What dog breed am I?

Dog Breed Classification of human or dog images using Deep Learning

Hema Reddy
Analytics Vidhya
6 min readMar 24, 2021

--

Problem Statement

The idea of this project is two fold.

  • One is to identify if there are dogs in an image passed to the algorithm and classify the species of the dog.
  • Second is if there are no dogs but there are humans in the image then the algorithm has to classify the human’s face to the closest possible species available in the target labels.

Strategy Implemented

The neural network model is trained using CNN. Convolutional Neural Network (CNN) is a neural network that is widely used to recognize and classify images. We implement two architectures using CNNs, one is a naive convolutional network with 3 conv2d layers and the other architecture is resnet50 with the last layers(transfer learning) modified to suit this problem.

Performance of the model with right image as input and one of the examples of the labels that the model classifies as. Right image source unsplash.com

Data

This project is for my Udacity data scientist nano degree. The data is provided to us by Udacity. Data contains

133 total dog categories.
8351 total dog images.

6680 training dog images.
835 validation dog images.
836 test dog images.

We also have human images for face detection.

13233 total human images.

Modelling

Face Detection

For face detection we will use haar cascades by OpenCV.

face_cascade = cv2.CascadeClassifier(‘haarcascades/haarcascade_frontalface_alt.xml’)

We create a function for face detection for using it in different parts of our code.
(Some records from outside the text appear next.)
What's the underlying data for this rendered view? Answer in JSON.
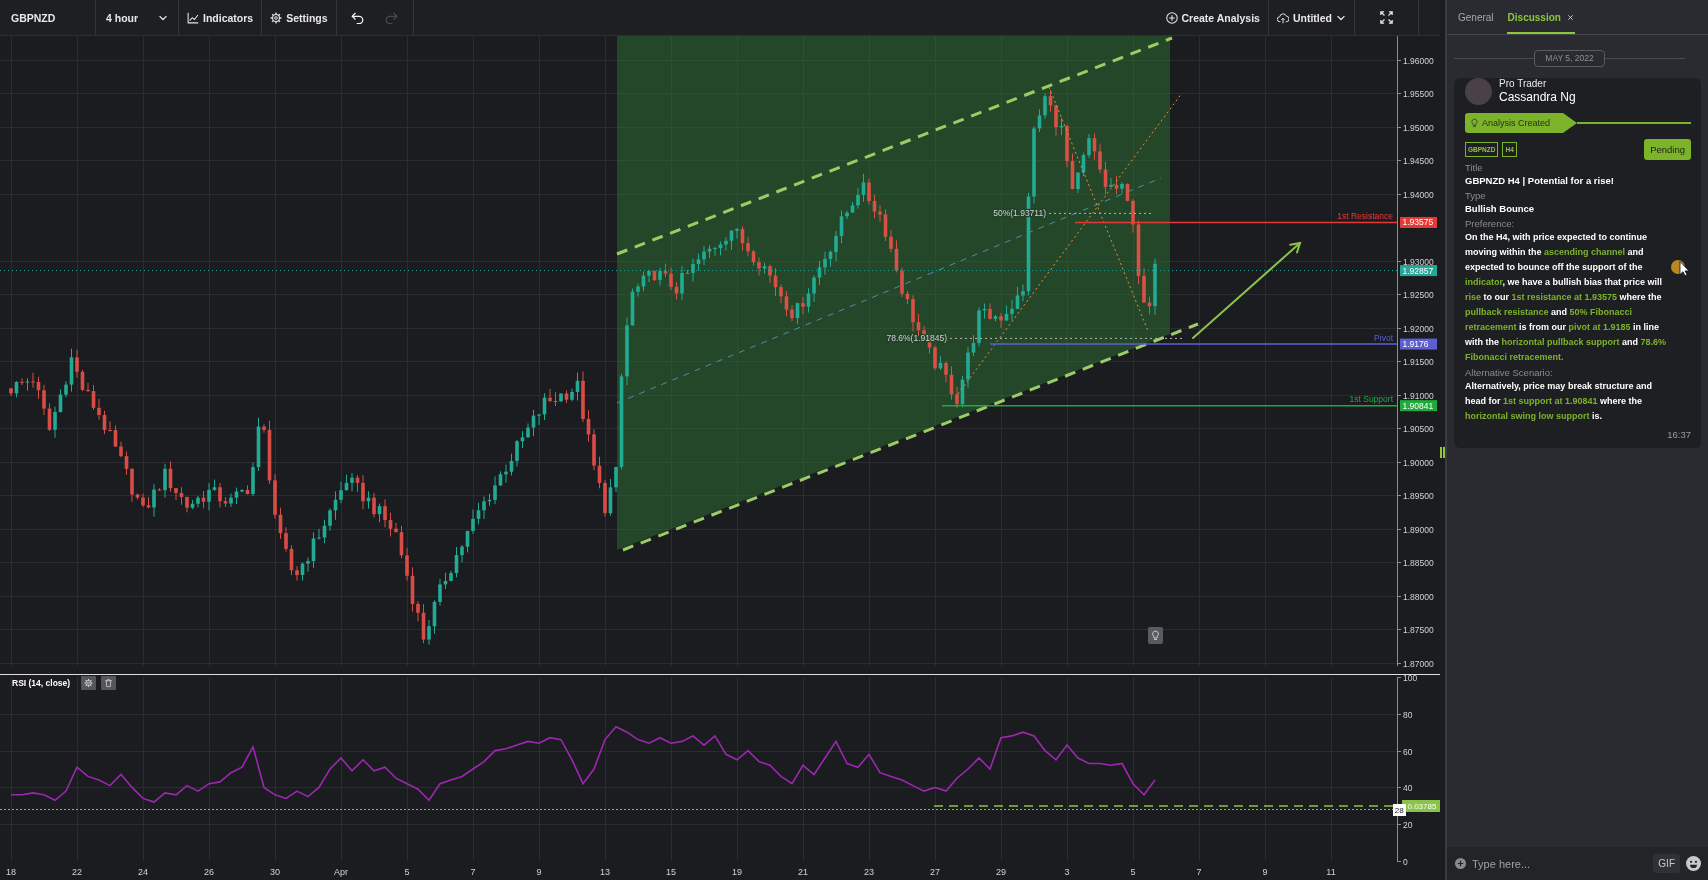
{
  "toolbar": {
    "symbol": "GBPNZD",
    "interval": {
      "label": "4 hour",
      "dropdown": true
    },
    "buttons": [
      {
        "kind": "indicators",
        "label": "Indicators"
      },
      {
        "kind": "settings",
        "label": "Settings"
      }
    ],
    "history": [
      {
        "kind": "undo",
        "disabled": false
      },
      {
        "kind": "redo",
        "disabled": true
      }
    ],
    "actions": [
      {
        "kind": "create",
        "label": "Create Analysis",
        "dropdown": false
      },
      {
        "kind": "save",
        "label": "Untitled",
        "dropdown": true
      },
      {
        "kind": "fullscreen",
        "dropdown": false
      }
    ]
  },
  "price_chart": {
    "price_ticks": [
      "1.96000",
      "1.95500",
      "1.95000",
      "1.94500",
      "1.94000",
      "1.93000",
      "1.92500",
      "1.92000",
      "1.91500",
      "1.91000",
      "1.90500",
      "1.90000",
      "1.89500",
      "1.89000",
      "1.88500",
      "1.88000",
      "1.87500",
      "1.87000"
    ],
    "levels": [
      {
        "kind": "resistance",
        "label": "1st Resistance",
        "value": "1.93575",
        "color": "#e53935"
      },
      {
        "kind": "current",
        "value": "1.92857",
        "color": "#26a69a"
      },
      {
        "kind": "pivot",
        "label": "Pivot",
        "value": "1.9176",
        "color": "#5c5fd0"
      },
      {
        "kind": "support",
        "label": "1st Support",
        "value": "1.90841",
        "color": "#1faa3c"
      }
    ],
    "fibonacci": [
      "50%(1.93711)",
      "78.6%(1.91845)"
    ]
  },
  "rsi": {
    "chart_data": {
      "type": "line",
      "title": "RSI (14, close)",
      "categories": [
        "18",
        null,
        null,
        null,
        null,
        null,
        "22",
        null,
        null,
        null,
        null,
        null,
        "24",
        null,
        null,
        null,
        null,
        null,
        "26",
        null,
        null,
        null,
        null,
        null,
        "30",
        null,
        null,
        null,
        null,
        null,
        "Apr",
        null,
        null,
        null,
        null,
        null,
        "5",
        null,
        null,
        null,
        null,
        null,
        "7",
        null,
        null,
        null,
        null,
        null,
        "9",
        null,
        null,
        null,
        null,
        null,
        "13",
        null,
        null,
        null,
        null,
        null,
        "15",
        null,
        null,
        null,
        null,
        null,
        "19",
        null,
        null,
        null,
        null,
        null,
        "21",
        null,
        null,
        null,
        null,
        null,
        "23",
        null,
        null,
        null,
        null,
        null,
        "27",
        null,
        null,
        null,
        null,
        null,
        "29",
        null,
        null,
        null,
        null,
        null,
        "3",
        null,
        null,
        null,
        null,
        null,
        "5",
        null,
        null,
        null,
        null,
        null,
        "7",
        null,
        null,
        null,
        null,
        null,
        "9",
        null,
        null,
        null,
        null,
        null,
        "11"
      ],
      "values": [
        36,
        36,
        37,
        36,
        33,
        38,
        51,
        46,
        44,
        41,
        47,
        40,
        34,
        32,
        37,
        36,
        41,
        38,
        42,
        43,
        48,
        51,
        62,
        40,
        36,
        34,
        38,
        35,
        40,
        50,
        56,
        49,
        55,
        49,
        51,
        45,
        42,
        39,
        33,
        42,
        44,
        46,
        50,
        54,
        60,
        61,
        63,
        65,
        64,
        67,
        66,
        55,
        42,
        50,
        66,
        73,
        70,
        66,
        64,
        67,
        64,
        65,
        68,
        63,
        68,
        58,
        55,
        60,
        54,
        52,
        46,
        42,
        52,
        47,
        56,
        65,
        53,
        51,
        58,
        48,
        46,
        44,
        41,
        38,
        40,
        38,
        45,
        50,
        56,
        50,
        67,
        68,
        70,
        68,
        60,
        55,
        63,
        56,
        53,
        53,
        52,
        53,
        42,
        36,
        44,
        null,
        null,
        null,
        null,
        null,
        null,
        null,
        null,
        null,
        null,
        null,
        null,
        null,
        null,
        null,
        null
      ],
      "ylim": [
        0,
        100
      ],
      "yticks": [
        0,
        20,
        40,
        60,
        80,
        100
      ],
      "grid": true,
      "ref_lines": [
        {
          "axis": "y",
          "value": 28,
          "label": "28"
        }
      ]
    },
    "value_tag": "0.03785"
  },
  "panel": {
    "tabs": [
      {
        "label": "General",
        "selected": false,
        "closable": false
      },
      {
        "label": "Discussion",
        "selected": true,
        "closable": true
      }
    ],
    "date": "MAY 5, 2022",
    "message": {
      "role": "Pro Trader",
      "author": "Cassandra Ng",
      "event": "Analysis Created",
      "tags": [
        "GBPNZD",
        "H4"
      ],
      "status": "Pending",
      "fields": [
        {
          "kind": "text",
          "label": "Title",
          "value": "GBPNZD H4 | Potential for a rise!"
        },
        {
          "kind": "text",
          "label": "Type",
          "value": "Bullish Bounce"
        },
        {
          "kind": "paragraph",
          "label": "Preference:",
          "segments": [
            {
              "kind": "text",
              "text": "On the H4, with price expected to continue moving within the "
            },
            {
              "kind": "highlight",
              "text": "ascending channel"
            },
            {
              "kind": "text",
              "text": " and expected to bounce off the support of the "
            },
            {
              "kind": "cursor"
            },
            {
              "kind": "highlight",
              "text": "indicator"
            },
            {
              "kind": "text",
              "text": ", we have a bullish bias that price will "
            },
            {
              "kind": "highlight",
              "text": "rise"
            },
            {
              "kind": "text",
              "text": " to our "
            },
            {
              "kind": "highlight",
              "text": "1st resistance at 1.93575"
            },
            {
              "kind": "text",
              "text": " where the "
            },
            {
              "kind": "highlight",
              "text": "pullback resistance"
            },
            {
              "kind": "text",
              "text": " and "
            },
            {
              "kind": "highlight",
              "text": "50% Fibonacci retracement"
            },
            {
              "kind": "text",
              "text": " is from our "
            },
            {
              "kind": "highlight",
              "text": "pivot at 1.9185"
            },
            {
              "kind": "text",
              "text": " in line with the "
            },
            {
              "kind": "highlight",
              "text": "horizontal pullback support"
            },
            {
              "kind": "text",
              "text": " and "
            },
            {
              "kind": "highlight",
              "text": "78.6% Fibonacci retracement."
            }
          ]
        },
        {
          "kind": "paragraph",
          "label": "Alternative Scenario:",
          "segments": [
            {
              "kind": "text",
              "text": "Alternatively, price may break structure and head for "
            },
            {
              "kind": "highlight",
              "text": "1st support at 1.90841"
            },
            {
              "kind": "text",
              "text": " where the "
            },
            {
              "kind": "highlight",
              "text": "horizontal swing low support"
            },
            {
              "kind": "text",
              "text": " is."
            }
          ]
        }
      ],
      "time": "16:37"
    },
    "composer": {
      "placeholder": "Type here...",
      "gif": "GIF"
    }
  }
}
This function takes in a image path and checks if the image has one or more faces and returns True or False.

def face_detector(img_path):
img = cv2.imread(img_path)
gray = cv2.cvtColor(img, cv2.COLOR_BGR2GRAY)
faces = face_cascade.detectMultiScale(gray)
return len(faces) > 0

Dog Detection

Now that we finished face detection we will want to see if our image has any dogs. For detecting dogs, we will use a pretrained resnet50.

def ResNet50_predict_labels(img_path):
# returns prediction vector for image located at img_path
img = preprocess_input(path_to_tensor(img_path))
return np.argmax(ResNet50_model.predict(img))
def dog_detector(img_path):
prediction = ResNet50_predict_labels(img_path)
return ((prediction <= 268) & (prediction >= 151))
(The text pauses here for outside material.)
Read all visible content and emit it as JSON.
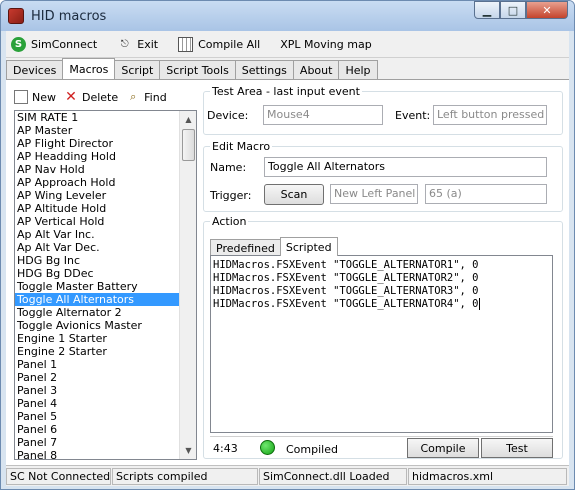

The dog detector function takes an image and calls the ResNet50_predict_labels function which uses a resnet50 model to predict the label of the image. If the image contains a dog the label returned will have an index between 151 and 268(both inclusive). You can check out the indices for all the labels that resnet50 can predict here.
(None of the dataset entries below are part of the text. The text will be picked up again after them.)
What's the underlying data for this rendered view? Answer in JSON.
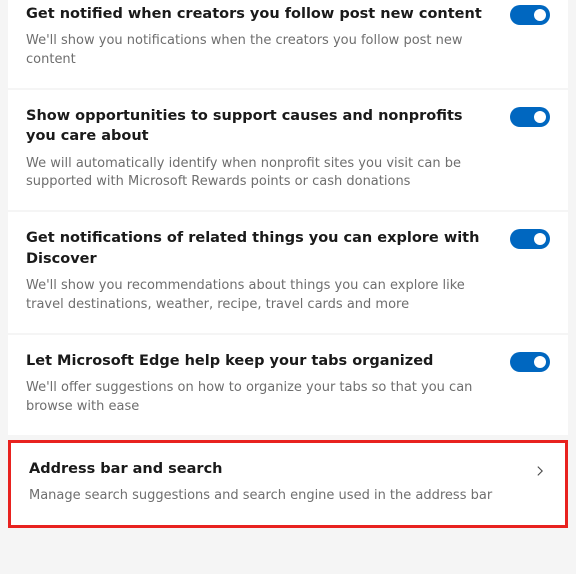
{
  "settings": [
    {
      "title": "Get notified when creators you follow post new content",
      "description": "We'll show you notifications when the creators you follow post new content"
    },
    {
      "title": "Show opportunities to support causes and nonprofits you care about",
      "description": "We will automatically identify when nonprofit sites you visit can be supported with Microsoft Rewards points or cash donations"
    },
    {
      "title": "Get notifications of related things you can explore with Discover",
      "description": "We'll show you recommendations about things you can explore like travel destinations, weather, recipe, travel cards and more"
    },
    {
      "title": "Let Microsoft Edge help keep your tabs organized",
      "description": "We'll offer suggestions on how to organize your tabs so that you can browse with ease"
    }
  ],
  "nav": {
    "title": "Address bar and search",
    "description": "Manage search suggestions and search engine used in the address bar"
  }
}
We can now detect both humans and dogs from images. The next part is training a deep learning model for classifying dog breeds. But before we do that we will have to make sure all the images we have are consistent across all pixels. So we rescale all these images by dividing them with 255

train_tensors = paths_to_tensor(train_files).astype('float32')/255
valid_tensors = paths_to_tensor(valid_files).astype('float32')/255
test_tensors = paths_to_tensor(test_files).astype('float32')/255

Model Architecture

We create two models. One with a basic naive architecture from scratch and the other we use a pretrained resnet50 model with a few layers added to it to suit our problem.

Naive Architecture

Let’s first take a look at the naive architecture.

model = Sequential(
[

Conv2D(16,(2,2), activation=’relu’, input_shape=(224,224,3)),
Dropout(0.3),
MaxPooling2D((2,2)),
Conv2D(32,(2,2), activation=’relu’),
Dropout(0.3),
MaxPooling2D((2,2)),
Conv2D(64,(2,2), activation=’relu’),
Dropout(0.3),
MaxPooling2D((2,2)),
Flatten(),
Dense(133, activation=’relu’)

])

We have 2 dimensional convolutional layers, dropout and maxpooling layers. Towards the end we have a flatten layer before we apply dense layer to get the output label for the images.

Resnet50 Architecture

We will show how the Naive architecture performed in the testing section below. But before that we will take a look at another model that we will train which will perform much better because of its complex structure and the number of layers it has. Which may not always be true but in this case it will perform much better. Let’s take a look at what we can add to the resnet 50 model to customize it for our problem.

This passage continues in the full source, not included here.